The Wall Street Journal takes a look at the idea of cataloging computers, mobile devices (including smartphones) and TV boxes in order to target behavioral advertising to the specific computer or cellphone users. (The Journal also has suggestions for how to avoid having your electronic devices tracked.)
David Norris wants to collect the digital equivalent of fingerprints from every computer, cellphone and TV set-top box in the world. He’s off to a good start. So far, Mr. Norris’s start-up company, BlueCava Inc., has identified 200 million devices. By the end of next year, BlueCava says it expects to have cataloged one billion of the world’s estimated 10 billion devices.
Advertisers no longer want to just buy ads. They want to buy access to specific people. So, Mr. Norris is building a “credit bureau for devices” in which every computer or cellphone will have a “reputation” based on its user’s online behavior, shopping habits and demographics. He plans to sell this information to advertisers willing to pay top dollar for granular data about people’s interests and activities. […]

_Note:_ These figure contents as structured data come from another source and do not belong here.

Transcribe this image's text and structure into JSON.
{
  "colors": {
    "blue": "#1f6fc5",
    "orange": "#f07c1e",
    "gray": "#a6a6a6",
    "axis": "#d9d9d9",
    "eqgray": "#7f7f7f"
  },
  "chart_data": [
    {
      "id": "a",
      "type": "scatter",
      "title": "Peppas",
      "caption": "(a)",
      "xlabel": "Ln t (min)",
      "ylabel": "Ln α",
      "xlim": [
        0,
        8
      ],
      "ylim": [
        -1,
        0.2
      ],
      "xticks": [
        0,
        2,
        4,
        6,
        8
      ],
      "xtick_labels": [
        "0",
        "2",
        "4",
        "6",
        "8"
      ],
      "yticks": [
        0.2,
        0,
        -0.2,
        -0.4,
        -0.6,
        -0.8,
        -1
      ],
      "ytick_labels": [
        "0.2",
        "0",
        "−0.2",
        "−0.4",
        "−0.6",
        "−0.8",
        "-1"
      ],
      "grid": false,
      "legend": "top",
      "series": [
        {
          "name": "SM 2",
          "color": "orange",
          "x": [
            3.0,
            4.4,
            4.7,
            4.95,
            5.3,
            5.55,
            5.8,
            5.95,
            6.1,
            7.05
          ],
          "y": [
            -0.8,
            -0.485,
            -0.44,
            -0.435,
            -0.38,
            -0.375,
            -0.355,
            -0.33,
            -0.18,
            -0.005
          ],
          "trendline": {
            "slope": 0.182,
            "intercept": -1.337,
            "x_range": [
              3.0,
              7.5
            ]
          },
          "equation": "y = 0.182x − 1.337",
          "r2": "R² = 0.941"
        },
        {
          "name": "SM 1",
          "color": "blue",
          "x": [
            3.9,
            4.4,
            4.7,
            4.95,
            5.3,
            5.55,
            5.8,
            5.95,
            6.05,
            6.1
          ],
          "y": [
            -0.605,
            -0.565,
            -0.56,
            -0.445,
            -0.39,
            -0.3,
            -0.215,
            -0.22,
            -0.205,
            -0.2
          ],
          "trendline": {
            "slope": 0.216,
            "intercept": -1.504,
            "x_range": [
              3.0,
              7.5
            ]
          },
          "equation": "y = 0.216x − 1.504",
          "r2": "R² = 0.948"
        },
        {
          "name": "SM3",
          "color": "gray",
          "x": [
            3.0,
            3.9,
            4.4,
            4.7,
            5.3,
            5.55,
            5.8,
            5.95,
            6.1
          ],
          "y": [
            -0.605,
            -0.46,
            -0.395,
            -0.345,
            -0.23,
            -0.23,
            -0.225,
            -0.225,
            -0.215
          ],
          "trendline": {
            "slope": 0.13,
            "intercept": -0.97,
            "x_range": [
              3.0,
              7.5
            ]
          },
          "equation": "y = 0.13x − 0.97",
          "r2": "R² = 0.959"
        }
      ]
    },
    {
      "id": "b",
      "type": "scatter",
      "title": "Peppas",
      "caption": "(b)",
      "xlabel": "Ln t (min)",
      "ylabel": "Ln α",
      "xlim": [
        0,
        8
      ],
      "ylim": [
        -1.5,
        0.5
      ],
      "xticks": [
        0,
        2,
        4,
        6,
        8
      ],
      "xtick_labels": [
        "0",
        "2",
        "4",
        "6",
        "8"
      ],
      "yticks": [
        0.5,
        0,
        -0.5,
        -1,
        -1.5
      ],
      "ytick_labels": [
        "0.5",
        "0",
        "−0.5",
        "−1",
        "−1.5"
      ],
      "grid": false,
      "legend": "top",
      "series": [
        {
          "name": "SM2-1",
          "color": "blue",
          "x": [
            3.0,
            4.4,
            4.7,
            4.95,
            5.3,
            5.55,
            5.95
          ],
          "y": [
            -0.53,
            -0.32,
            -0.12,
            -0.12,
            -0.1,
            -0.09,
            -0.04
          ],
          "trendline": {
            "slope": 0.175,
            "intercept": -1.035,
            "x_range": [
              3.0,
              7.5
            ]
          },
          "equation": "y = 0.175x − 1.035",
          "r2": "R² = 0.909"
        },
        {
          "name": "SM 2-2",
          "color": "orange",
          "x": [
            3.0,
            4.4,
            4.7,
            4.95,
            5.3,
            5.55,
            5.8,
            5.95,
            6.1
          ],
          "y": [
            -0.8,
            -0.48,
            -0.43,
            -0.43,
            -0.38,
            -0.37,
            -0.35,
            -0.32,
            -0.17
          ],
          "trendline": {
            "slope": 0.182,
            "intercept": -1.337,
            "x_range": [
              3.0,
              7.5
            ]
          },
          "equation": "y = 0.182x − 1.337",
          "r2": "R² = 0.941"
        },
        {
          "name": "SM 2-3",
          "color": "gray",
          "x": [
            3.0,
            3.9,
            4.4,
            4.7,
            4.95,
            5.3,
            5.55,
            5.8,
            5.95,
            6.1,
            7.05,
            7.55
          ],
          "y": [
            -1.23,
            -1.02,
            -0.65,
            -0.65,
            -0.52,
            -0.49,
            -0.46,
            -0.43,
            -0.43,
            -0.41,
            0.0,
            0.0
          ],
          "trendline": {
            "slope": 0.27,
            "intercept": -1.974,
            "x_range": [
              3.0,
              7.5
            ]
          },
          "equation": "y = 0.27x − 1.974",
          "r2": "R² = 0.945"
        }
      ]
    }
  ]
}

It might seem that one computer is pretty much like any other. Far from it: Each has a different clock setting, different fonts, different software and many other characteristics that make it unique. Every time a typical computer goes online, it broadcasts hundreds of such details as a calling card to other computers it communicates with. Tracking companies can use this data to uniquely identify computers, cellphones and other devices, and then build profiles of the people who use them. Until recently, fingerprinting was used mainly to prevent illegal copying of computer software or to thwart credit-card fraud. […]
Tracking companies are now embracing fingerprinting partly because it is much tougher to block than other common tools used to monitor people online, such as browser “cookies,” tiny text files on a computer that can be deleted. […]
It’s tough even for sophisticated Web surfers to tell if their gear is being fingerprinted. Even if people modify their machines—adding or deleting fonts, or updating software—fingerprinters often can still recognize them. There’s not yet a way for people to delete fingerprints that have been collected. In short, fingerprinting is largely invisible, tough to fend off and semi-permanent.
Device fingerprinting is legal. U.S. Rep. Bobby Rush (D.,Ill.), proposed legislation in July that would require companies that use persistent identifiers, such as device fingerprints, to let people opt out of being tracked online. […]
The idea behind BlueCava’s [reputation] exchange is to let advertisers build profiles of the people using the devices it has identified. For instance, BlueCava will know that an IMVU fingerprint is from someone who likes virtual-reality games. Other advertisers could then add information about that user. BlueCava also plans to link the profiles of various devices—cellphones, for instance—that also appear to be used by the same person.
Blue Cava also is seeking to use a controversial technique of matching online data about people with catalogs of offline information about them, such as property records, motor-vehicle registrations, income estimates and other details. It works like this: An individual logs into a website using a name or e-mail address.